Há meses venho tentando não me imiscuir no complexo debate político que atormenta, acabrunha e indigna milhares de brasileiros. Usei de muitos estratagemas para evitar colocar com todas as letras minha opinião pessoal, desde ironias, diálogos imaginários com minhas cachorras, até construção de fábulas e parábolas.

Camelo 2Hoje, no entanto, sinto a necessidade, a urgência mesmo, de externar meus pontos de vista pessoais e propor algumas reflexões. Não tenho feito outra coisa ao longo das últimas semanas a não ser acompanhar vorazmente todos os informes jornalísticos, análises de especialistas, opiniões de pessoas envolvidas direta ou indiretamente com os dois lados da questão. Como um camelo, bebi toda a água disponível como preparativo para enfrentar a travessia deste deserto ético. Consumi toda a carne ideológica dos discursos a favor e contra cada um dos protagonistas da crise tal qual um leão faminto. Reservo-me agora o direito de regurgitar, vomitar e excretar os resíduos desse festim político a partir de uma perspectiva humana – a minha.

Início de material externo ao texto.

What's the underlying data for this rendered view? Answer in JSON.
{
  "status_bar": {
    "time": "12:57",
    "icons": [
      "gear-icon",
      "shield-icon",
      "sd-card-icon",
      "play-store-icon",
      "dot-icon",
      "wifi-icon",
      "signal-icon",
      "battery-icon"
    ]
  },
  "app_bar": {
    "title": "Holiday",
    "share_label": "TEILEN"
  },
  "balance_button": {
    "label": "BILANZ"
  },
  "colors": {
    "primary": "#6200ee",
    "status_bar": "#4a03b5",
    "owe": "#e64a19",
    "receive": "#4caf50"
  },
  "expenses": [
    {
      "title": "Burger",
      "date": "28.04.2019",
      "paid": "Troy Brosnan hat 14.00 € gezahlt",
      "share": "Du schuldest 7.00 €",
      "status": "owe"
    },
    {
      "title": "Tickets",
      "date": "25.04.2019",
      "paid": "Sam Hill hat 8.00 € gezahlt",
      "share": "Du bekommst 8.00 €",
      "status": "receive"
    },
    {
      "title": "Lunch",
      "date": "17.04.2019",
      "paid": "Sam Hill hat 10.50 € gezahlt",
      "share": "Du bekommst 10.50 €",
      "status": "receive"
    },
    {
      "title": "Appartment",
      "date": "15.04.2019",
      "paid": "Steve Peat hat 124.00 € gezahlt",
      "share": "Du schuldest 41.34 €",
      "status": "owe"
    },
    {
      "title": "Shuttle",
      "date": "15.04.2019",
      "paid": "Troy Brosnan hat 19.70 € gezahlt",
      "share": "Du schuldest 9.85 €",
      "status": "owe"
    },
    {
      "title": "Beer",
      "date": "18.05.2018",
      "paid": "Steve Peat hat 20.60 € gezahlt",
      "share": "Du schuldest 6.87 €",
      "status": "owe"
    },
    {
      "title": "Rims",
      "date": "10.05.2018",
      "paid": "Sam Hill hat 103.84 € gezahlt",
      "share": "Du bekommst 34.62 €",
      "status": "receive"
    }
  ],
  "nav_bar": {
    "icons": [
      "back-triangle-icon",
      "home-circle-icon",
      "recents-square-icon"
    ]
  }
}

Começo por abordar o lado “direito” do conflito, em suas duas acepções: tanto a postura dos responsáveis pelo ordenamento jurídico brasileiro quanto a de todos os que se opõem à visão ideológica da esquerda. Preciso dizer que considero deveras preocupante que um juiz extrapole de suas funções constitucionais para trazer à luz as perversões de nossos atuais mandatários e guarde silêncio obsequioso quanto às distorções de caráter de outros tantos personagens da atual cena política. Tenho verdadeira ojeriza a salvadores da pátria, venham de onde vierem e independente dos mantos com que se cubram. Também tenho pavor dos que vestem suas togas, atendo-se aos detalhes eminentemente técnicos para emitir este ou aquele parecer e desconsiderando os aspectos mais propriamente morais da legislação em vigor. Sinto pânico ao constatar que muitos estão dispostos a acobertar os desvios de conduta dos que integram seu lado só para ajudar a destruir seus opositores. Os fins, me parece, não justificam os meios para nenhuma das partes deste ‘imbróglio’.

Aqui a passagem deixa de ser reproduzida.